In Memoriam: Anthony Hicks 1955-1962

Anthony Hicks was born in Swansea in 1943 and attended Dynevor School from 1955 until 1962; he was Head Boy in his final year at the school and may be seen as such in one of the images (Row 3, far RH side) to be found at https://dynevorrevisited.org.uk/year-of-1955/ 

The following Obituary by David Vickers appeared in Gramophone on 23 June 2010.

Anthony Hicks, Handel scholar

In Memoriam Anthony Hicks

The distinguished musicologist, author, editor and critic Anthony Hicks passed away peacefully last month after a long struggle with pulmonary fibrosis. Gifted with an encyclopaedic mind and broad range of musical interests, during the mid-1960s he read Mathematics at King’s College, London, but his heart was not in it; an amateur trumpeter and conductor, he became intensely interested in Baroque music. At first obsessed with Telemann, Hicks researched tirelessly and developed an influential passion for Handel, becoming a staunch advocate for correct and complete performances of the composer’s works using period instruments and historically-informed styles.

After working in the city briefly, he had a long career as a computer systems analyst at the University of London until he took early retirement in 1993. During all this time Hicks contributed enormously to the writings of other more famous Handelian authors, not least assisting substantially to seminal books by Winton Dean, Christopher Hogwood and Jacob Simon. His own independent achievements were impressive: the Handel article in the most recent edition of New Grove (including the exhaustively researched work-list); most of the Handel opera entries in the New Grove Dictionary of Opera; a superb essay on the role of librettist Charles Jennens in the composition of Saul; a penetrating study of John Christopher Smith’s contributions to Handel’s late oratorio performances. Hicks also co-edited an important collection of essays on Handel with Stanley Sadie, who nurtured Hicks’s writing of book, printed music and performance reviews in the Musical Times.

Since his death, a host of music scholars from different disciplines have unanimously paid tribute to Hicks’s willingness to freely share information from his remarkable mind, obscure materials from his enormous archive (bequeathed to the Handel Institute) and use his expertise to help musicians and scholars.

Many pioneering recording and performance projects were guided by Hicks’s generous and often anonymous support. In particular, he developed a close relationship with the Academy of Ancient Music and many of his unpublished performing editions were prepared meticulously for modern premieres at the London Handel Festival. Hicks played a major part in shaping the quality and integrity of many valuable Handel recordings, not just those by Christopher Hogwood, but also projects directed by Paul McCreesh, Robert King, Trevor Pinnock, Emma Kirkby, John Eliot Gardiner, Alan Curtis and many others. He also discovered Handel’s musical setting of songs from Milton’s masque Comus.

Intent on learning as much as possible about the composer’s Italian period, and wishing to make accurate translations of libretti, Hicks even taught himself fluent literary Italian (despite never managing to visit Italy); he was also a leading authority on Handel’s Roman oratorios.

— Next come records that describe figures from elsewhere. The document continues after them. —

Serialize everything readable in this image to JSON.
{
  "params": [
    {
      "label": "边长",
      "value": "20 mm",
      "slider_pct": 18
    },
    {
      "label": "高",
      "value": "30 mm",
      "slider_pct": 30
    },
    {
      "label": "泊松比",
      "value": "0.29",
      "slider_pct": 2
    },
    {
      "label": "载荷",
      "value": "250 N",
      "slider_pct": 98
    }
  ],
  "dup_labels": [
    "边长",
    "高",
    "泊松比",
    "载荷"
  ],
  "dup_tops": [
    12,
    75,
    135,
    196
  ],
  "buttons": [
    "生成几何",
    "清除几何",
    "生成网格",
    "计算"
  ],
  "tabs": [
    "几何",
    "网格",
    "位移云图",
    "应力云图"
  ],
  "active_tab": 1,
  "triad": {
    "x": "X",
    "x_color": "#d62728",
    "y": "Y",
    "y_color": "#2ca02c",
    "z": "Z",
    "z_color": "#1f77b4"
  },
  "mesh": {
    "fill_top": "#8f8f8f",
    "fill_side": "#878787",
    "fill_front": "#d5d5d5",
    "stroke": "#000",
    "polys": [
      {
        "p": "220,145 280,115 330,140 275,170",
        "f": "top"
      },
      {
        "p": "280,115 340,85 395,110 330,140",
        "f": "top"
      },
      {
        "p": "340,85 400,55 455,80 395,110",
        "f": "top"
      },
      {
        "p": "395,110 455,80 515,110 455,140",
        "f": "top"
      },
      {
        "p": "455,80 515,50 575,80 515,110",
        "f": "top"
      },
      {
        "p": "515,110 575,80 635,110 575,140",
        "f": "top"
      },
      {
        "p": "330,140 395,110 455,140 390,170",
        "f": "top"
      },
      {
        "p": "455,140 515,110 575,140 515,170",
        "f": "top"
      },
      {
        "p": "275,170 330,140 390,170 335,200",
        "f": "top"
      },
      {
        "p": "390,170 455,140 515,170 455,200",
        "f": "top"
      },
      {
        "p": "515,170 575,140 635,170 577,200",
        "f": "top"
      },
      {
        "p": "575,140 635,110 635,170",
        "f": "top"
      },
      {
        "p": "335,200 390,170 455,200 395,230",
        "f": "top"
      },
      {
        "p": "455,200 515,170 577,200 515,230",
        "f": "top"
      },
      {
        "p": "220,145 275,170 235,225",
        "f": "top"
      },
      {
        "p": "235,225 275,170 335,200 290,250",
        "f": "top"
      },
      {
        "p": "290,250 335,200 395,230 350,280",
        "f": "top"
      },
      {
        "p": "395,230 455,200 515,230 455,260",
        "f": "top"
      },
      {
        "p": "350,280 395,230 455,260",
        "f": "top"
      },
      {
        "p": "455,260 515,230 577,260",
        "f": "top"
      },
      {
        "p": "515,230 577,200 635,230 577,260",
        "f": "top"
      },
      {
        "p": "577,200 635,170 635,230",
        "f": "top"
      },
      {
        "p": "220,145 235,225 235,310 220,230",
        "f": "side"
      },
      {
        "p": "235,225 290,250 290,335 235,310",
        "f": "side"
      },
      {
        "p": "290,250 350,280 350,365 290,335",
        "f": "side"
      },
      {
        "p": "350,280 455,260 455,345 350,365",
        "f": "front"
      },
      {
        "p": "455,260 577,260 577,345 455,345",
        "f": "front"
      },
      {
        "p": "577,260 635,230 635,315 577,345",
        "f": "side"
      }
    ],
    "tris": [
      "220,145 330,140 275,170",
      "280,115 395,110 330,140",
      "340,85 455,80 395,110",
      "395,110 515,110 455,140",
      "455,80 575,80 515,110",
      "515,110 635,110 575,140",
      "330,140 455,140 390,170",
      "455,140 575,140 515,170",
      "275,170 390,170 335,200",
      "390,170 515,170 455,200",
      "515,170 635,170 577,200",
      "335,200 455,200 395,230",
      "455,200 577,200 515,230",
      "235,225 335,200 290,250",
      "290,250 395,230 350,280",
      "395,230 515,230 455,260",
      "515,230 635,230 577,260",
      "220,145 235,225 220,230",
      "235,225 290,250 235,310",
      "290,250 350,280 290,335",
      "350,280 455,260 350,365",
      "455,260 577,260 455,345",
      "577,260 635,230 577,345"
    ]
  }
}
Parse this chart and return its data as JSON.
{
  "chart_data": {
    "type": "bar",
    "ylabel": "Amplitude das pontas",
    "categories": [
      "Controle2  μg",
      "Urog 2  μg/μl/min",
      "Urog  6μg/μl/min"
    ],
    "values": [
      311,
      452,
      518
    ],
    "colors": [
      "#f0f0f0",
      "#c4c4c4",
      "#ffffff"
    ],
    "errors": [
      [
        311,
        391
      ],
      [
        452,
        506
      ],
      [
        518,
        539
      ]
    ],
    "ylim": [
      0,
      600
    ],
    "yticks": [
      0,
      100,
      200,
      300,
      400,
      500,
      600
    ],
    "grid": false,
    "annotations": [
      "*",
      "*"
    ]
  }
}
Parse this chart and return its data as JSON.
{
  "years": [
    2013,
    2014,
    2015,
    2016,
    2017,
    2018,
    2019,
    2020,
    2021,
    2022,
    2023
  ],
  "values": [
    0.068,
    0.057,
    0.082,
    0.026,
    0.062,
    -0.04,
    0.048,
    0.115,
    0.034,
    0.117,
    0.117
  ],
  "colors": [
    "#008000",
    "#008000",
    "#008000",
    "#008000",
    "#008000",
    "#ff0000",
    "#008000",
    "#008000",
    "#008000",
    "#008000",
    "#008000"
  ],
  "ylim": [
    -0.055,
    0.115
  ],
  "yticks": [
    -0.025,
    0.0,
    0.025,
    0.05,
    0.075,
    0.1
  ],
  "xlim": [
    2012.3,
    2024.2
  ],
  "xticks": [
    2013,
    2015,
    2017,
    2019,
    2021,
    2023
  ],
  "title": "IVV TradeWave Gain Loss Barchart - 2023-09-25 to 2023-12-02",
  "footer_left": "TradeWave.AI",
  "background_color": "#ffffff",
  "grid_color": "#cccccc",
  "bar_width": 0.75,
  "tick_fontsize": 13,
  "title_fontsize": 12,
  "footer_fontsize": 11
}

For many years he worked on a critical edition of Saul (still unpublished, but the basis of Paul McCreesh’s acclaimed DG recording), having made his scholarly debut in 1969 with a blisteringly critical review of the flawed edition of the oratorio published by the HallischeHändelAusgabe. In 1983 Hicks was part of a team of British scholars that worked intensively to transform the HHA into an international project applying rigorous academic standards. He was also a founder council member of the Handel Institute and the Stanley Sadie Handel Recording Prize.

Anthony was a quiet and shy man who never sought the public eye. But, paradoxically, he was renowned for his polemical sharpness with scholars and musicians who fell short of his own meticulous standards, whether through slackness or cynical commercialism (which he deplored). He fearlessly berated the follies and hype of the period-instrument movement (famously once blasting one recording by eminent experts as the work of “silly pluckers” because of their whimsical over-use of lutes in the continuo section) and he could be irritable about the imperfections or dishonesty of others who, he felt, were betraying the interests of the general public. For many years, he shared his insights with clarity and wisdom through formats ignored by most musicologists, such as reviews of CDs (for Early Music Review) and printed music. One of Hicks’s greatest gifts was his passion for sharing new information and reliable scholarship with the general music-loving public through his superbly written programme and CD booklet notes.

Despite giving a large number of wonderful conference papers during the last few decades, Anthony was seldom content enough with his work to publish it in definitive forms. Since 2007 he was a Research Fellow at the Open University, working in collaboration with Donald Burrows on a new complete survey of all known documents relating to Handel from the composer’s lifetime. Almost completed before his untimely illness, this final project is still on course for publication and will probably become the finest and most permanent scholarly monument to Hick’s obsession for Handel.

Moreover, he was a conscientious and critical reader of Gramophone for many years. He will be sorely missed by Handel scholars, performers and audiences.